To prepare for the anticipated fall, the investors should keep 5-10 percent cash with them. As some investors are cautious about major selling by foreign institutional investors (FIIs), Chokkalingam allays the fear when he says that this would not happen because any major selling will be harmful to the institutional investors since this would cause a fall in the value of Indian rupee, eroding the worth of their own portfolio.
Next course of action
Once investors start to book profit, the bigger question that lies ahead is where to park the money? Chokkalingam says the investors should keep considerable exposure to some of the quality stocks which are still available at the pre-pandemic valuation.
He also advises that investors can keep one-third of their portfolio in the top 250 institutional stocks. “There could be a slight fall in the market in the short run, but the medium to long term growth is promising for Indian markets,” he says.

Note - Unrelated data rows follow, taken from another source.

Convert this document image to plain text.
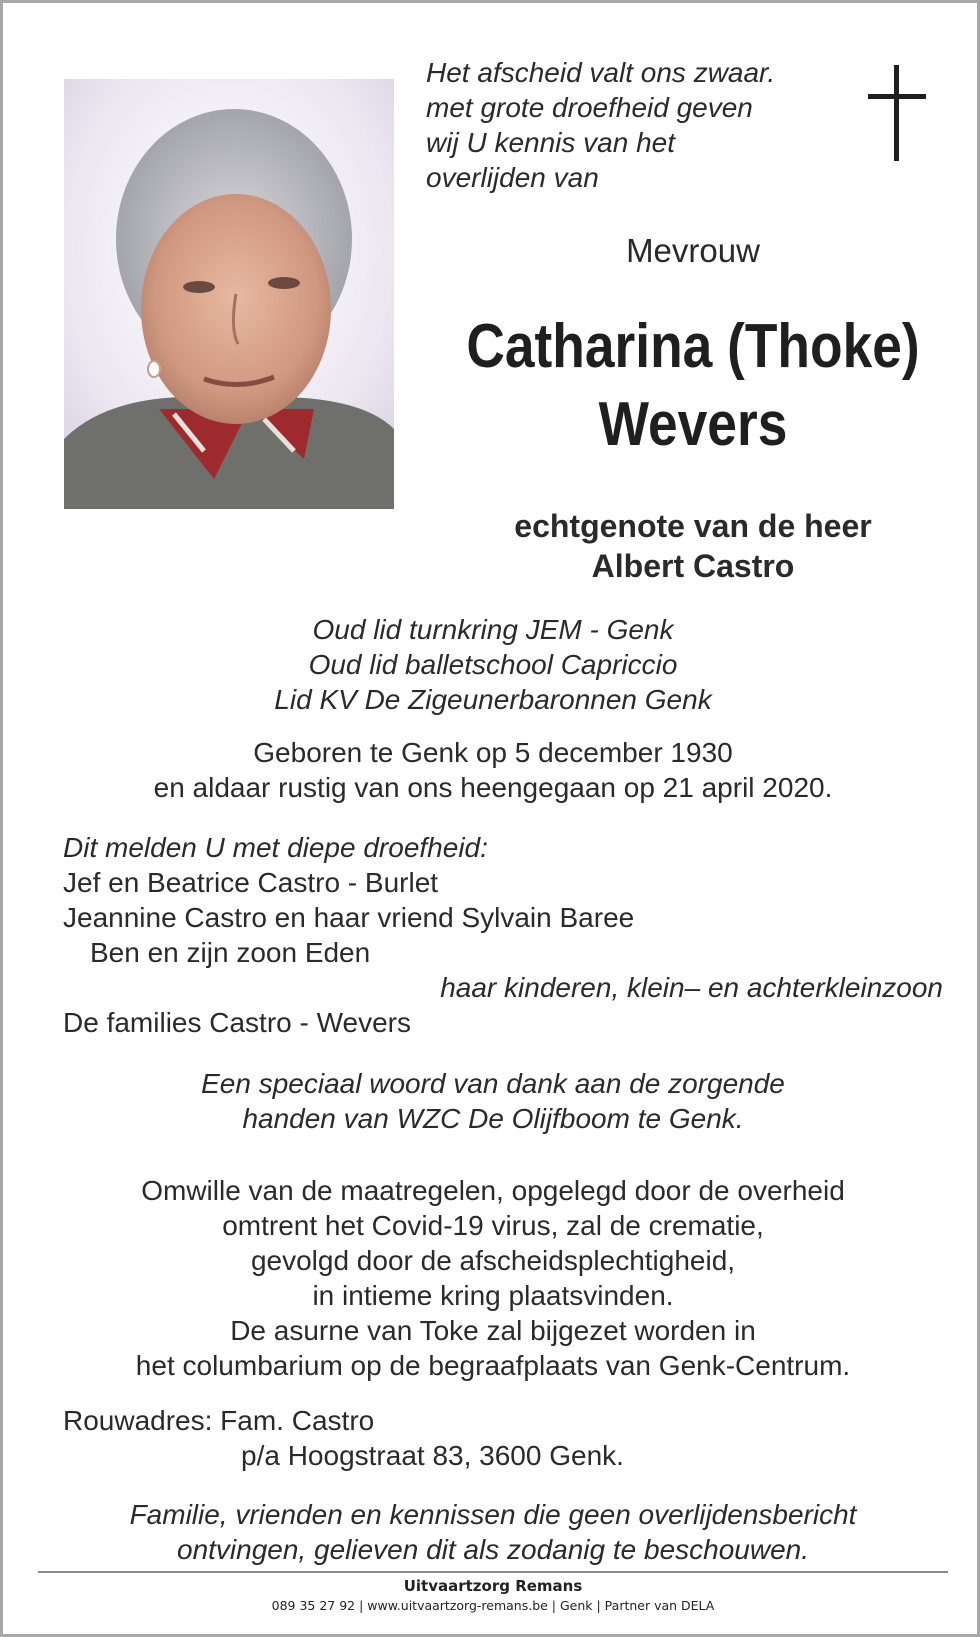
Het afscheid valt ons zwaar.
met grote droefheid geven
wij U kennis van het
overlijden van
Mevrouw
Catharina (Thoke)
Wevers
echtgenote van de heer
Albert Castro
Oud lid turnkring JEM - Genk
Oud lid balletschool Capriccio
Lid KV De Zigeunerbaronnen Genk
Geboren te Genk op 5 december 1930
en aldaar rustig van ons heengegaan op 21 april 2020.
Dit melden U met diepe droefheid:
Jef en Beatrice Castro - Burlet
Jeannine Castro en haar vriend Sylvain Baree
Ben en zijn zoon Eden
haar kinderen, klein– en achterkleinzoon
De families Castro - Wevers
Een speciaal woord van dank aan de zorgende
handen van WZC De Olijfboom te Genk.
Omwille van de maatregelen, opgelegd door de overheid
omtrent het Covid-19 virus, zal de crematie,
gevolgd door de afscheidsplechtigheid,
in intieme kring plaatsvinden.
De asurne van Toke zal bijgezet worden in
het columbarium op de begraafplaats van Genk-Centrum.
Rouwadres: Fam. Castro
p/a Hoogstraat 83, 3600 Genk.
Familie, vrienden en kennissen die geen overlijdensbericht
ontvingen, gelieven dit als zodanig te beschouwen.
Uitvaartzorg Remans
089 35 27 92 | www.uitvaartzorg-remans.be | Genk | Partner van DELA
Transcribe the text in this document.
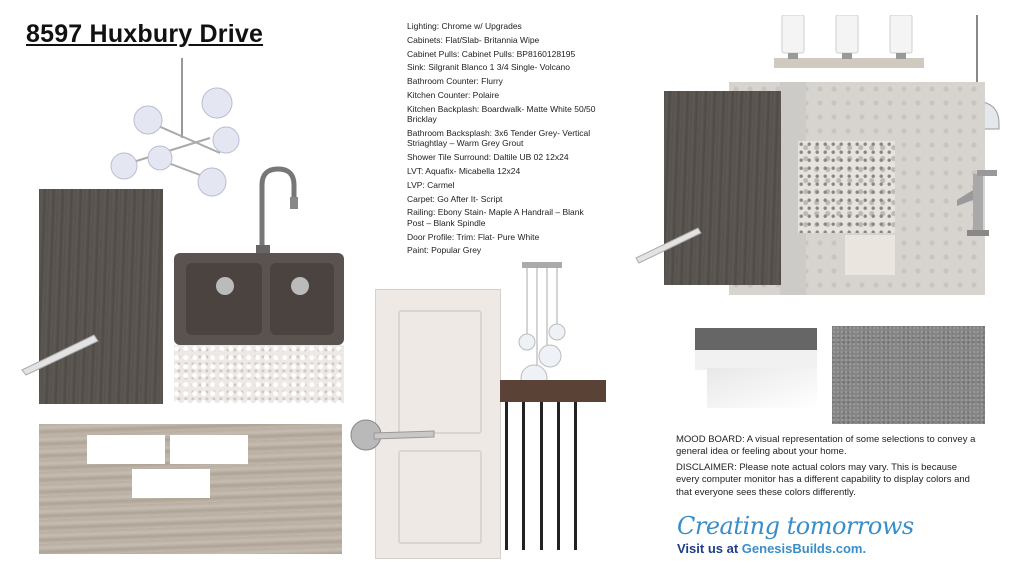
8597 Huxbury Drive	Lighting: Chrome w/ Upgrades
Cabinets: Flat/Slab- Britannia Wipe
Cabinet Pulls: Cabinet Pulls: BP8160128195
Sink: Silgranit Blanco 1 3/4 Single- Volcano
Bathroom Counter: Flurry
Kitchen Counter: Polaire
Kitchen Backplash: Boardwalk- Matte White 50/50 Bricklay
Bathroom Backsplash: 3x6 Tender Grey- Vertical Striaghtlay – Warm Grey Grout
Shower Tile Surround: Daltile UB 02 12x24
LVT: Aquafix- Micabella 12x24
LVP: Carmel
Carpet: Go After It- Script
Railing: Ebony Stain- Maple A Handrail – Blank Post – Blank Spindle
Door Profile: Trim: Flat- Pure White
Paint: Popular Grey

MOOD BOARD: A visual representation of some selections to convey a general idea or feeling about your home.

DISCLAIMER: Please note actual colors may vary. This is because every computer monitor has a different capability to display colors and that everyone sees these colors differently.

Creating tomorrows
Visit us at GenesisBuilds.com.
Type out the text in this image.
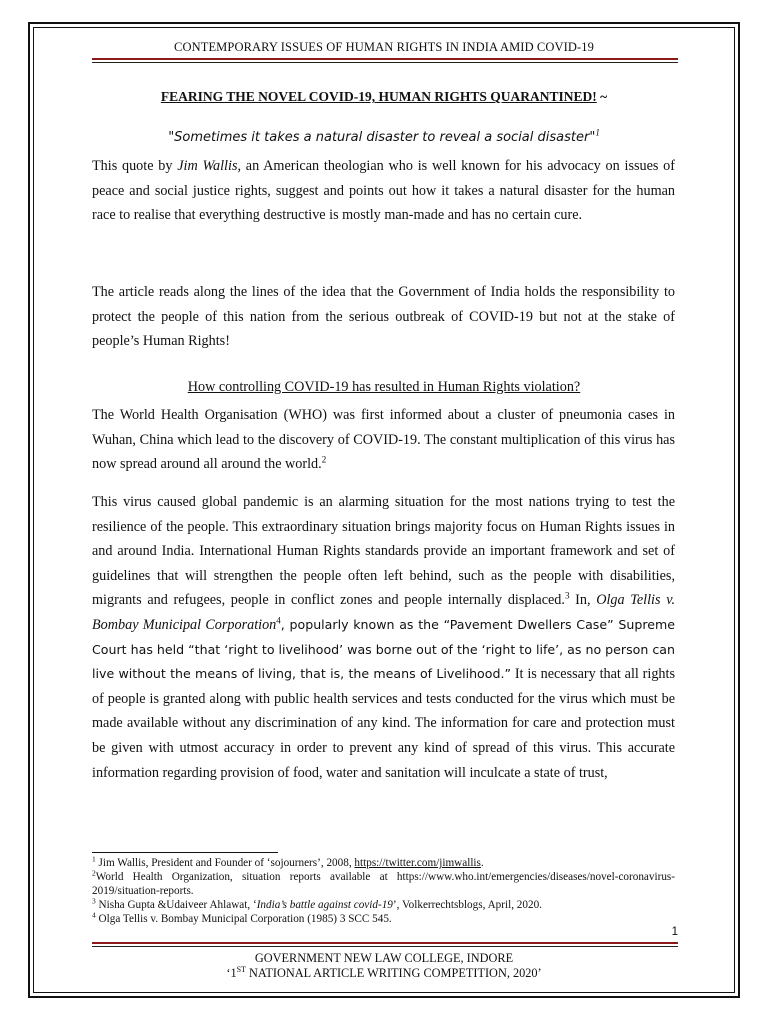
CONTEMPORARY ISSUES OF HUMAN RIGHTS IN INDIA AMID COVID-19
FEARING THE NOVEL COVID-19, HUMAN RIGHTS QUARANTINED! ~
"Sometimes it takes a natural disaster to reveal a social disaster"$^1$
This quote by Jim Wallis, an American theologian who is well known for his advocacy on issues of peace and social justice rights, suggest and points out how it takes a natural disaster for the human race to realise that everything destructive is mostly man-made and has no certain cure.
The article reads along the lines of the idea that the Government of India holds the responsibility to protect the people of this nation from the serious outbreak of COVID-19 but not at the stake of people’s Human Rights!
How controlling COVID-19 has resulted in Human Rights violation?
The World Health Organisation (WHO) was first informed about a cluster of pneumonia cases in Wuhan, China which lead to the discovery of COVID-19. The constant multiplication of this virus has now spread around all around the world.$^2$
This virus caused global pandemic is an alarming situation for the most nations trying to test the resilience of the people. This extraordinary situation brings majority focus on Human Rights issues in and around India. International Human Rights standards provide an important framework and set of guidelines that will strengthen the people often left behind, such as the people with disabilities, migrants and refugees, people in conflict zones and people internally displaced.$^3$ In, Olga Tellis v. Bombay Municipal Corporation$^4$, popularly known as the “Pavement Dwellers Case” Supreme Court has held “that ‘right to livelihood’ was borne out of the ‘right to life’, as no person can live without the means of living, that is, the means of Livelihood.” It is necessary that all rights of people is granted along with public health services and tests conducted for the virus which must be made available without any discrimination of any kind. The information for care and protection must be given with utmost accuracy in order to prevent any kind of spread of this virus. This accurate information regarding provision of food, water and sanitation will inculcate a state of trust,
$^1$ Jim Wallis, President and Founder of ‘sojourners’, 2008, https://twitter.com/jimwallis.
$^2$World Health Organization, situation reports available at https://www.who.int/emergencies/diseases/novel-coronavirus-2019/situation-reports.
$^3$ Nisha Gupta &Udaiveer Ahlawat, ‘India’s battle against covid-19’, Volkerrechtsblogs, April, 2020.
$^4$ Olga Tellis v. Bombay Municipal Corporation (1985) 3 SCC 545.
1
GOVERNMENT NEW LAW COLLEGE, INDORE
‘1ST NATIONAL ARTICLE WRITING COMPETITION, 2020’
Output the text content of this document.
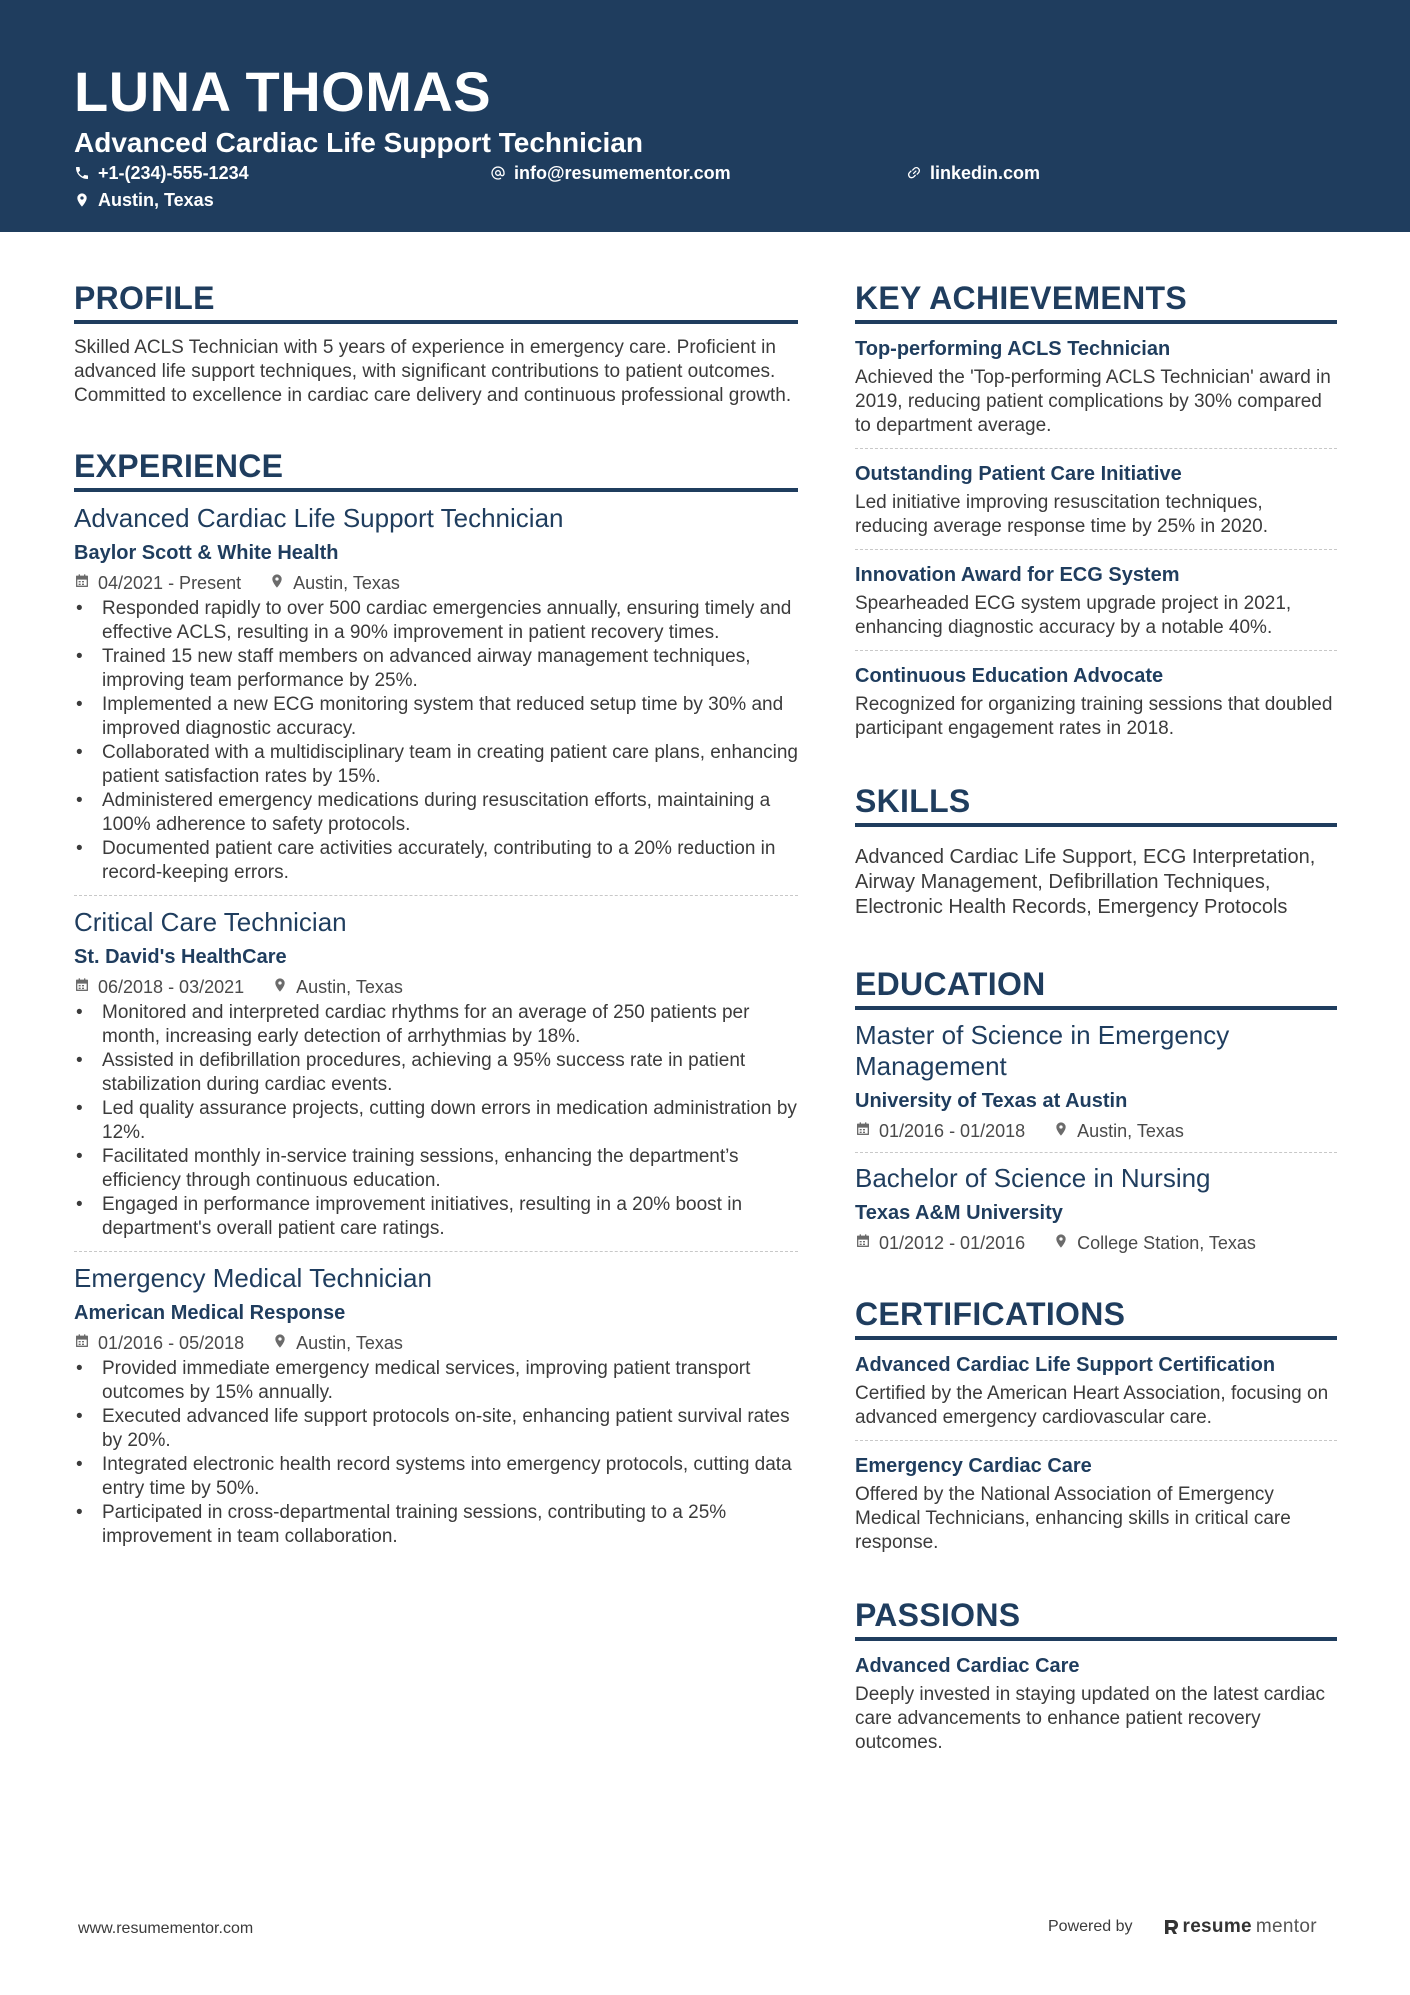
LUNA THOMAS
Advanced Cardiac Life Support Technician
+1-(234)-555-1234	info@resumementor.com	linkedin.com
Austin, Texas
PROFILE
Skilled ACLS Technician with 5 years of experience in emergency care. Proficient in advanced life support techniques, with significant contributions to patient outcomes. Committed to excellence in cardiac care delivery and continuous professional growth.
EXPERIENCE
Advanced Cardiac Life Support Technician
Baylor Scott & White Health
04/2021 - Present	Austin, Texas
• Responded rapidly to over 500 cardiac emergencies annually, ensuring timely and effective ACLS, resulting in a 90% improvement in patient recovery times.
• Trained 15 new staff members on advanced airway management techniques, improving team performance by 25%.
• Implemented a new ECG monitoring system that reduced setup time by 30% and improved diagnostic accuracy.
• Collaborated with a multidisciplinary team in creating patient care plans, enhancing patient satisfaction rates by 15%.
• Administered emergency medications during resuscitation efforts, maintaining a 100% adherence to safety protocols.
• Documented patient care activities accurately, contributing to a 20% reduction in record-keeping errors.
Critical Care Technician
St. David's HealthCare
06/2018 - 03/2021	Austin, Texas
• Monitored and interpreted cardiac rhythms for an average of 250 patients per month, increasing early detection of arrhythmias by 18%.
• Assisted in defibrillation procedures, achieving a 95% success rate in patient stabilization during cardiac events.
• Led quality assurance projects, cutting down errors in medication administration by 12%.
• Facilitated monthly in-service training sessions, enhancing the department’s efficiency through continuous education.
• Engaged in performance improvement initiatives, resulting in a 20% boost in department's overall patient care ratings.
Emergency Medical Technician
American Medical Response
01/2016 - 05/2018	Austin, Texas
• Provided immediate emergency medical services, improving patient transport outcomes by 15% annually.
• Executed advanced life support protocols on-site, enhancing patient survival rates by 20%.
• Integrated electronic health record systems into emergency protocols, cutting data entry time by 50%.
• Participated in cross-departmental training sessions, contributing to a 25% improvement in team collaboration.
KEY ACHIEVEMENTS
Top-performing ACLS Technician
Achieved the 'Top-performing ACLS Technician' award in 2019, reducing patient complications by 30% compared to department average.
Outstanding Patient Care Initiative
Led initiative improving resuscitation techniques, reducing average response time by 25% in 2020.
Innovation Award for ECG System
Spearheaded ECG system upgrade project in 2021, enhancing diagnostic accuracy by a notable 40%.
Continuous Education Advocate
Recognized for organizing training sessions that doubled participant engagement rates in 2018.
SKILLS
Advanced Cardiac Life Support, ECG Interpretation, Airway Management, Defibrillation Techniques, Electronic Health Records, Emergency Protocols
EDUCATION
Master of Science in Emergency Management
University of Texas at Austin
01/2016 - 01/2018	Austin, Texas
Bachelor of Science in Nursing
Texas A&M University
01/2012 - 01/2016	College Station, Texas
CERTIFICATIONS
Advanced Cardiac Life Support Certification
Certified by the American Heart Association, focusing on advanced emergency cardiovascular care.
Emergency Cardiac Care
Offered by the National Association of Emergency Medical Technicians, enhancing skills in critical care response.
PASSIONS
Advanced Cardiac Care
Deeply invested in staying updated on the latest cardiac care advancements to enhance patient recovery outcomes.
www.resumementor.com	Powered by	resume mentor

For safety, one can explore shorter duration debt funds. And if you have a long-term horizon, you can think of target debt funds.
Mr Kapur argues that it is imperative to choose safe investment products. “At a portfolio level, focusing on your long-term asset allocation with safer investment products is more prudent. At a stock selection level, try not to pay too much for potential growth,” adds Kapur.
The investors are advised to reexamine the stock price if they have reached astronomical levels. Those who want safety should move to blue chip stocks. And those who have a high risk appetite can consider growth stocks.
In summary, the market tends to witness minor increases or decreases from time to time. Instead of panicking, investors should choose the right stocks which are reliable as well as safe in the long run regardless of the market correction.